Following failed attempts by medical experts in Guinea to
identify the disease, which started claiming lives six weeks ago,
samples of the virus were sent to scientists in the French city
of Lyon, who confirmed the virus was Ebola.
"The Ebola fever epidemic raging in southern Guinea,
including the prefectures of Gueckedou and Macenta, since
February 9 has left at least 59 dead out of 80 cases identified
by our services on the ground," the Guinean health
ministry’s chief disease prevention officer, Sakoba Keita,
announced on Saturday, according to AFP.
The disease, which has diarrhoea, vomiting and bleeding among its
symptoms and kills between 25 and 90 percent of those who fall
sick, depending on the virus’s strain, has never before been
registered in Guinea. It has now been found in three southeastern
towns and in the capital, Conakry.
The disease could have also spread to neighboring Sierra Leone,
according to World Health Organization (WHO) officials, who
reported cases showing similar symptoms there.
A 14-year-old boy died in Sierra Leone’s eastern Kailahun
District, reportedly after he attended a funeral in Guinea of one
Ebola victim, chief medical officer, Dr. Brima Kargbo said, as
cited by Reuters.
The official said a medical team was investigating the death and
looking for people the boy might have been in contact with before
he died.
The international humanitarian organization, Medecins Sans
Frontieres (MSF), announced on Saturday it already had 24
doctors, nurses, logisticians and experts in hygiene and
sanitation in Guinea and was further reinforcing its team there.
MSF also said it was flying in 33 metric tons of medicines and
equipment and was setting up isolation units in the affected
towns in Guinea.
"These structures are essential to prevent the spread of the
disease, which is highly contagious," Dr. Esther Sterk,
MSF's tropical medicine adviser, said in a statement.

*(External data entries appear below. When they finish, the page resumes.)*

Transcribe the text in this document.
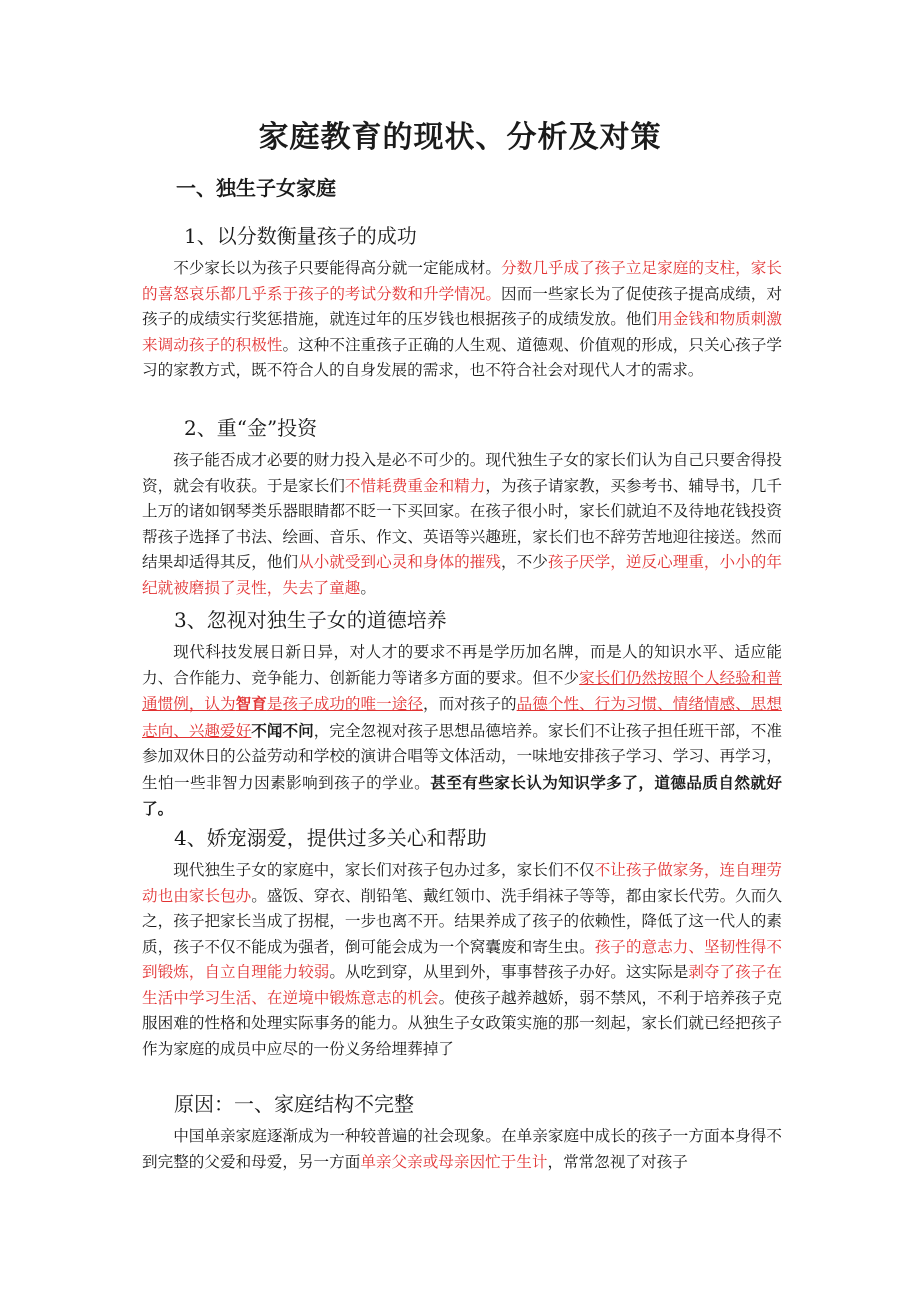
家庭教育的现状、分析及对策
一、独生子女家庭
1、以分数衡量孩子的成功

不少家长以为孩子只要能得高分就一定能成材。分数几乎成了孩子立足家庭的支柱，家长的喜怒哀乐都几乎系于孩子的考试分数和升学情况。因而一些家长为了促使孩子提高成绩，对孩子的成绩实行奖惩措施，就连过年的压岁钱也根据孩子的成绩发放。他们用金钱和物质刺激来调动孩子的积极性。这种不注重孩子正确的人生观、道德观、价值观的形成，只关心孩子学习的家教方式，既不符合人的自身发展的需求，也不符合社会对现代人才的需求。

2、重“金”投资

孩子能否成才必要的财力投入是必不可少的。现代独生子女的家长们认为自己只要舍得投资，就会有收获。于是家长们不惜耗费重金和精力，为孩子请家教，买参考书、辅导书，几千上万的诸如钢琴类乐器眼睛都不眨一下买回家。在孩子很小时，家长们就迫不及待地花钱投资帮孩子选择了书法、绘画、音乐、作文、英语等兴趣班，家长们也不辞劳苦地迎往接送。然而结果却适得其反，他们从小就受到心灵和身体的摧残，不少孩子厌学，逆反心理重，小小的年纪就被磨损了灵性，失去了童趣。

3、忽视对独生子女的道德培养

现代科技发展日新日异，对人才的要求不再是学历加名牌，而是人的知识水平、适应能力、合作能力、竞争能力、创新能力等诸多方面的要求。但不少家长们仍然按照个人经验和普通惯例，认为智育是孩子成功的唯一途径，而对孩子的品德个性、行为习惯、情绪情感、思想志向、兴趣爱好不闻不问，完全忽视对孩子思想品德培养。家长们不让孩子担任班干部，不准参加双休日的公益劳动和学校的演讲合唱等文体活动，一味地安排孩子学习、学习、再学习，生怕一些非智力因素影响到孩子的学业。甚至有些家长认为知识学多了，道德品质自然就好了。

4、娇宠溺爱，提供过多关心和帮助

现代独生子女的家庭中，家长们对孩子包办过多，家长们不仅不让孩子做家务，连自理劳动也由家长包办。盛饭、穿衣、削铅笔、戴红领巾、洗手绢袜子等等，都由家长代劳。久而久之，孩子把家长当成了拐棍，一步也离不开。结果养成了孩子的依赖性，降低了这一代人的素质，孩子不仅不能成为强者，倒可能会成为一个窝囊废和寄生虫。孩子的意志力、坚韧性得不到锻炼，自立自理能力较弱。从吃到穿，从里到外，事事替孩子办好。这实际是剥夺了孩子在生活中学习生活、在逆境中锻炼意志的机会。使孩子越养越娇，弱不禁风，不利于培养孩子克服困难的性格和处理实际事务的能力。从独生子女政策实施的那一刻起，家长们就已经把孩子作为家庭的成员中应尽的一份义务给埋葬掉了

原因：一、家庭结构不完整

中国单亲家庭逐渐成为一种较普遍的社会现象。在单亲家庭中成长的孩子一方面本身得不到完整的父爱和母爱，另一方面单亲父亲或母亲因忙于生计，常常忽视了对孩子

"Specialized staff are providing care to patients showing
signs of infection."
Ebola haemorrhagic fever is one of the deadliest viral diseases
known to humankind, according to the WHO. There’s no vaccine
against the virus and the disease is treated by general
supportive therapy.
It was first identified in 1976 in Sudan and Congo. It is
believed to have been passed onto humans from sick animals -
chimpanzees, gorillas, monkeys, forest antelope, and fruit bats.
The highly contagious virus is transmitted by direct contact with
the blood, body fluids and tissues of those infected.